0. Preface
It is said that the new h265 video, in the Thunder see above, the online view of the introduction, seemingly h265 video than H264 video compression rate is high, and can do 4K video.
At the same time see online someone tried ffmpeg in the compile time with the h265, so ffmpeg seems to be able to plug h265 codec, so this blog text, mainly with FFmpeg to try h265.
Here are some pictures of x265 's introduction (Of course, my own monitor is also 4k):
1, first download FFmpeg source code
Currently the latest version is 2.2.4
Download Portal: http://www.ffmpeg.org/releases/ffmpeg-2.2.4.tar.gz
2, assuming that the MinGW has been configuredMy system is win7, online configuration MinGW article is still quite a lot of
3, compile x264 (FFmpeg also need to plug H264 codec)Come here to download: http://www.videolan.org/developers/x264.html
Extract it, use MinGW to enter the source code directory
Execution:./configure--prefix=/x264--enable-shared--enable-static
Make
Make install
At this time, a x264 folder will appear below the C:\MinGW\msys\1.0, which is the required library.
4, compile x265 (this is the main need)x265 source code is cloned in the form of Hg (and git-like source code manager)
Because the source code is compiled using CMake, it is also necessary to configure the CMake environment, only need to download a green version of the CMake, and then fill in the system environment variables to Cmake.exe, so the following steps are assumed to have been configured CMake
So first, use MinGW to enter the Msys folder in the x265 source directory:
cdx265/build/msys/
Execute SH make-makefiles.sh
This opens the CMake configuration interface.
Because it has been configured, if the first configuration (out of the configuration installation path), but also need to find Yasm.exe to support the assembly (this need to download separately, the web is also a lot of download places)
Then click Configure----Generate
So the configuration file is created, turn off CMake (upper right corner off), then return to MinGW
Make
Make install
This generates the x265 DLL in C:\x265_libs.
5. Configuration to be done before generating ffmpeg
Put the above generated x264 folder:
X265 of the generated folder:
Copy one and put it in the root directory of the MinGW:
6. Compiling ffmpegMinGW into the source code directory, execute:
./configure--enable-yasm--prefix=/ffmpeg--disable-debug--disable-static \
--ENABLE-SHARED--ENABLE-GPL--enable-libx265--enable-libx264
That means it's been configured successfully.
Make
Make install
7. Test using FFmpeg compressed video
The environment used for testing is a virtual machine, so we can see what DLLs we are missing when we run the EXE.
Put the Bin folder Ffmpeg.exe in the virtual machine run, and finally found that in addition to the bin inside the DLL, but also need to use the MinGW in the Libgcc_s_dw2-1.dll, Libiconv-2.dll ( Can be obtained by searching the MinGW root directory)
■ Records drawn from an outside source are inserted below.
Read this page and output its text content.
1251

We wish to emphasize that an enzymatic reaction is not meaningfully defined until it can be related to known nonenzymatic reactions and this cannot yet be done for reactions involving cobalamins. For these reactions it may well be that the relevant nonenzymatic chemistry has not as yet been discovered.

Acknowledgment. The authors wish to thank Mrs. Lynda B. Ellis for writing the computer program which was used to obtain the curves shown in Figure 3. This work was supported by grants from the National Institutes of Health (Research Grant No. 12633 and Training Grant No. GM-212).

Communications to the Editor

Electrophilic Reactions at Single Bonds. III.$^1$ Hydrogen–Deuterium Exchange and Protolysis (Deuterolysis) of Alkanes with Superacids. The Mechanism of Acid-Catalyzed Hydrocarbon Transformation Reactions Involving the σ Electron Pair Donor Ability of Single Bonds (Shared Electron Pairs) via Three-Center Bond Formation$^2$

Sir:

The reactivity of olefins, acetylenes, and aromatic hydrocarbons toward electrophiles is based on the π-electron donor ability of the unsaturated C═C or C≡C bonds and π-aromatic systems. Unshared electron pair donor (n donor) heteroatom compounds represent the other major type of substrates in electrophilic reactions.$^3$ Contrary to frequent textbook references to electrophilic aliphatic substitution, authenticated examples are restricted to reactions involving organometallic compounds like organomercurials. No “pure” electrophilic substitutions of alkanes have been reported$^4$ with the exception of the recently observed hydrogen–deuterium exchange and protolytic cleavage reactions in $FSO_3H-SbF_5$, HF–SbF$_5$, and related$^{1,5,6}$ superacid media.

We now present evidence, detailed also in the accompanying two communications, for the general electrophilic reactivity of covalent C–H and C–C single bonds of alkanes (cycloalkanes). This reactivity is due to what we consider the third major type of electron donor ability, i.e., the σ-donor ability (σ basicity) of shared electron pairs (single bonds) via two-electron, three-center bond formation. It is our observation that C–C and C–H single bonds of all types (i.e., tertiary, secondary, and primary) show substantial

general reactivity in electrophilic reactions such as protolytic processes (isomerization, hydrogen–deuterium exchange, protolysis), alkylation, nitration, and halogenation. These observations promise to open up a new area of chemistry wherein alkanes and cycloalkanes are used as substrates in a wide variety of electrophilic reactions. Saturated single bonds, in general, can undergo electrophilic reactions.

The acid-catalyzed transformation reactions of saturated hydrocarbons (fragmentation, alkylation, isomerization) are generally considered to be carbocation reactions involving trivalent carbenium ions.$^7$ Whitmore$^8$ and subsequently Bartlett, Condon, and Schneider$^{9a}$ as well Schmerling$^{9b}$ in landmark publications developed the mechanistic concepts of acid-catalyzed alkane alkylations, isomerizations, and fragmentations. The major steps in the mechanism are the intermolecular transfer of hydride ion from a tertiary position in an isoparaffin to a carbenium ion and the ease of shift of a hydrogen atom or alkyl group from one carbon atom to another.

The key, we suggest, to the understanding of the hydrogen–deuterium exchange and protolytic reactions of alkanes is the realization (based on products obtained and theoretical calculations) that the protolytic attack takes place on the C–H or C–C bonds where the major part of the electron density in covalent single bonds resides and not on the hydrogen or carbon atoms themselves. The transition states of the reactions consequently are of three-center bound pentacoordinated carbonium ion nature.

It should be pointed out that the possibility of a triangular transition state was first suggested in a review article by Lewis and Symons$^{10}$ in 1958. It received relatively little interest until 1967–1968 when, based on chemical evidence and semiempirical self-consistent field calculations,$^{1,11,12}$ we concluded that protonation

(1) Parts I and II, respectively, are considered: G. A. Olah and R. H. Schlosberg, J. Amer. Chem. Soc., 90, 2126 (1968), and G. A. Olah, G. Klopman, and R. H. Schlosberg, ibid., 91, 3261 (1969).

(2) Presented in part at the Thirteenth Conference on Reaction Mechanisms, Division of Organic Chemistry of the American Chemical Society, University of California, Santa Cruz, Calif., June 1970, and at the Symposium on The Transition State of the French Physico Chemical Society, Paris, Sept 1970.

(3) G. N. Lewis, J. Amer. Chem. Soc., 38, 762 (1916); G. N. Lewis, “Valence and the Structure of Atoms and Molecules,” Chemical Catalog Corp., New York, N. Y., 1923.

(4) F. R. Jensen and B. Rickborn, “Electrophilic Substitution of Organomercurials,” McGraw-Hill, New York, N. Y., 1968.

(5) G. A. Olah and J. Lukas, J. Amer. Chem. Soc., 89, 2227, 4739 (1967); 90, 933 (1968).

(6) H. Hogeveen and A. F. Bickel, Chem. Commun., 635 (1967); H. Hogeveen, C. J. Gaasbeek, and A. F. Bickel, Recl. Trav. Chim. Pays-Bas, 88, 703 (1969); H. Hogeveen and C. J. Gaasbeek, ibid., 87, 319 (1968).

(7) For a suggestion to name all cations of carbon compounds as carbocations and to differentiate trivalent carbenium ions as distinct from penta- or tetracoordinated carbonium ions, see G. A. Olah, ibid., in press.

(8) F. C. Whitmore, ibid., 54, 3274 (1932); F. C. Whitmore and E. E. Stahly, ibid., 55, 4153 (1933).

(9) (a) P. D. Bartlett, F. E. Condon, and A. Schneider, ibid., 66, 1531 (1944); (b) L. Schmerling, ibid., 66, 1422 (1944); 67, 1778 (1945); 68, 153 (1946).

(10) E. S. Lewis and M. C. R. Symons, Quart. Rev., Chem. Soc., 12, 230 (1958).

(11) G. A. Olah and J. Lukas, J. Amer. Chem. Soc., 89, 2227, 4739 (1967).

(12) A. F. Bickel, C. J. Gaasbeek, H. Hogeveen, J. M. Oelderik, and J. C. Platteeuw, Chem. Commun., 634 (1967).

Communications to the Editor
Also need x265 and x264 DLLs, in both of these source code works, the search gets
Then use the command to compress a video to see the difference between x264 and x265.
A, ffmpeg-i 1.mp4-acodec copy-vcodec libx264-f mp4 h264.mp4
B, Ffmpeg-i 1.mp4-acodec copy-vcodeclibx265-f mp4 h265.mp4
You can see the size comparison of these two files (compression speed, here x264 faster):
In fact, is still relatively good, compression, for larger video, to save a lot of space to occupy.